Gaming Realms has announced a strategic partnership with the Ayima digital marketing agency whereby it is injecting its QuickThink Media (QTM) assets in return for a 10% stake valued at £540k. The rationale for the deal is to allow Gaming Realms’ management to further focus on its core strength, being the development and publishing of mobile optimised social and real money games, while also strengthening QTM’s outlook by placing it within a growing complementary business.
The terms of the deal will see Gaming Realms receive shares in Ayima equal to 10% of the enlarged Ayima share capital (valued by Gaming Realms at £540k) following its completion. We believe that the QTM assets will benefit from revenue synergies as a result of being part of a successful specialist digital marketing business, enabling it to continue to develop its service offering while also taking advantage of Ayima’s enhanced sales channels. Consequently QTM should be better placed to achieve growth going forward, with Gaming Realms remaining leveraged to its future success via its Ayima shareholding.

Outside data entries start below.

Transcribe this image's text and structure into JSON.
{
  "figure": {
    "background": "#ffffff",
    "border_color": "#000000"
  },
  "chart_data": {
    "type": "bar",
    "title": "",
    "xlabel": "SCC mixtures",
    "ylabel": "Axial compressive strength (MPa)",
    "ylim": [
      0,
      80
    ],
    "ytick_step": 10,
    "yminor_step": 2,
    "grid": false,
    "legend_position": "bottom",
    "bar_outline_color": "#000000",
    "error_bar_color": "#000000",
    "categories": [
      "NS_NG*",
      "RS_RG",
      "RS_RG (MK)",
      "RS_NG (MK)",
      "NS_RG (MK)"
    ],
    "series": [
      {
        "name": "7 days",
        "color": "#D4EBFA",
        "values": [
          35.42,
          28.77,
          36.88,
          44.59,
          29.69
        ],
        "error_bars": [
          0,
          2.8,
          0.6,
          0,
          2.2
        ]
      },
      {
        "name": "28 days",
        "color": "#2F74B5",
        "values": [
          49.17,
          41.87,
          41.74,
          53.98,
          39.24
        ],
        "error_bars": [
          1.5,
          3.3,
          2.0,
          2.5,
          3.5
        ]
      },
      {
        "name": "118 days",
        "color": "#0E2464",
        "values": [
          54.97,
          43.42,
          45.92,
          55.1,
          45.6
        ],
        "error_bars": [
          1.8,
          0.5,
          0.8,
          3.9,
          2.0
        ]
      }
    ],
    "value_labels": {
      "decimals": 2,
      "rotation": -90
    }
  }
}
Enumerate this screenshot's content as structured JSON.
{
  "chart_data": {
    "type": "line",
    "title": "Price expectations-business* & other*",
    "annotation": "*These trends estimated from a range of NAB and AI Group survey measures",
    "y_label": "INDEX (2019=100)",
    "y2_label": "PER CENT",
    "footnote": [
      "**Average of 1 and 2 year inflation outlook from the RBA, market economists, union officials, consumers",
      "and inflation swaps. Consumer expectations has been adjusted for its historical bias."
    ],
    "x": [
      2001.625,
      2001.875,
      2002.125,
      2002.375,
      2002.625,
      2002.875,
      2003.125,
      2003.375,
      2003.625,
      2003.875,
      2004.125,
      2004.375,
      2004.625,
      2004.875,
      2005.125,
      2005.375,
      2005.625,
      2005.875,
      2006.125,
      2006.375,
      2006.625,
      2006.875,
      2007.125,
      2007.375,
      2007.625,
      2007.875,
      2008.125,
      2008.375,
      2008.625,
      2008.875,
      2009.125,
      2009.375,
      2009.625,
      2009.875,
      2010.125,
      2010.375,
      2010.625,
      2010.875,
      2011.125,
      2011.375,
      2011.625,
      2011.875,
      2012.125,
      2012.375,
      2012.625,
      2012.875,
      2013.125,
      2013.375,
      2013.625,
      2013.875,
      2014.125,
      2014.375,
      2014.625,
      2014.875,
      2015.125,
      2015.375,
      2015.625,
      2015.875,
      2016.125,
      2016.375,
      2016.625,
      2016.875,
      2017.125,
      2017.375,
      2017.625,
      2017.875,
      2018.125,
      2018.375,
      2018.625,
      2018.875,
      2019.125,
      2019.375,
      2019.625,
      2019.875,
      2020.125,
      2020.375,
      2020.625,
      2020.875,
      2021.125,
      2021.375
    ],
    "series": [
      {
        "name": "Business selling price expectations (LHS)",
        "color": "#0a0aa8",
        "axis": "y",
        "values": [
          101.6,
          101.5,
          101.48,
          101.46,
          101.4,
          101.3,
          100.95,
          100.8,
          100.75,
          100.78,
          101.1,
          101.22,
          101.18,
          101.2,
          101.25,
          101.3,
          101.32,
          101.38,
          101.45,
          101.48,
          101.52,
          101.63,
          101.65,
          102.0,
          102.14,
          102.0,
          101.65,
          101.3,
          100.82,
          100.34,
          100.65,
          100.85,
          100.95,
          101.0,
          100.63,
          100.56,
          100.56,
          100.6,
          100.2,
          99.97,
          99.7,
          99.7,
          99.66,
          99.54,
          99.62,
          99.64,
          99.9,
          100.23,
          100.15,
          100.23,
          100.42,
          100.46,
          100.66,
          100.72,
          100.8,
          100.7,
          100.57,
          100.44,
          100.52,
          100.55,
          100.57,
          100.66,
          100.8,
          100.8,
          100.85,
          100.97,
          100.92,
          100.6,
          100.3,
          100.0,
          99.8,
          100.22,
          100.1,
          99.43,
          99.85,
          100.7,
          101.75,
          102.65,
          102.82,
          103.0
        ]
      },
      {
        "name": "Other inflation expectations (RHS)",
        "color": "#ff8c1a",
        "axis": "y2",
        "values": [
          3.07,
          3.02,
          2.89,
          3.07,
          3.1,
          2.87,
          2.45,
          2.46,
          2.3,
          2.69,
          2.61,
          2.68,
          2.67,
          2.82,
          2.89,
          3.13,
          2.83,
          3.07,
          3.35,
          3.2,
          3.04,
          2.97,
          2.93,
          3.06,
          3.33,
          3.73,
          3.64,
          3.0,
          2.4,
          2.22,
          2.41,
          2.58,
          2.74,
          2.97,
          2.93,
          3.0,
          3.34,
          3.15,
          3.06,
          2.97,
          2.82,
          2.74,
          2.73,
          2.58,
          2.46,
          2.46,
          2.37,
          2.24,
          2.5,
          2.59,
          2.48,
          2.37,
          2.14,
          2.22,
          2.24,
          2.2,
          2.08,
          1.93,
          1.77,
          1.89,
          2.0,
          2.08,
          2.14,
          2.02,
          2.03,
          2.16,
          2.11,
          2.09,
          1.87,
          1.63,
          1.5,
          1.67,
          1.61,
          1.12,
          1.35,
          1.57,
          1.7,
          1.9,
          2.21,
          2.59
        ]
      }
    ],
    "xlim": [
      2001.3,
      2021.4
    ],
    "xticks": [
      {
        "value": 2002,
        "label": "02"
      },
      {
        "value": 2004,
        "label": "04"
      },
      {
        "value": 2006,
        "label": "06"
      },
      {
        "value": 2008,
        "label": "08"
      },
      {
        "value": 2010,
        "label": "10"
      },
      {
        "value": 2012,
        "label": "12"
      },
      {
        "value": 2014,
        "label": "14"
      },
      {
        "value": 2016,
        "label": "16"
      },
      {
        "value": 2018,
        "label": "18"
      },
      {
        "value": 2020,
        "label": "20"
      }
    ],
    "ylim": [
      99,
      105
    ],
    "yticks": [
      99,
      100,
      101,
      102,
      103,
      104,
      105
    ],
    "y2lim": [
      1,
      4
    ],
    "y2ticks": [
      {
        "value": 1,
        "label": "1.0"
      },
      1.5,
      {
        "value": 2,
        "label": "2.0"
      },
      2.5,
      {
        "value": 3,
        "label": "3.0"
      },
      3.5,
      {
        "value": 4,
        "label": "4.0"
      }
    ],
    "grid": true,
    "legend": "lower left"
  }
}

We have reduced our 2016 revenue forecasts from £40m to £37.1m to reflect the disposal, with a commensurate reduction in Gaming Realms’ cost base to arrive at an unchanged 2016 adjusted EBITDA forecast of £0.8m. We have also taken the deal as an opportunity to revisit our 2017 forecasts including the full year impact of the QTM disposal and the effect of the extension of the UK Point of Consumption tax (POCT) to free play; we have reduced our 2017 revenue forecast from £65.0m to £54.3m and our adjusted EBITDA forecast from £11.6m to £6.9m.
Gaming Realms trades on a 2017e EV/EBITDA of 7.1x, placing it at a discount to its peer group average of 8.6x. We believe that the discount reflects a level of historic business mix volatility and the fact that Gaming Realms is yet to achieve profitability. We continue to expect EBITDA profitability to be achieved this year. EBITDA profitability coupled with a period of stability should be rewarded with a positive re-rating.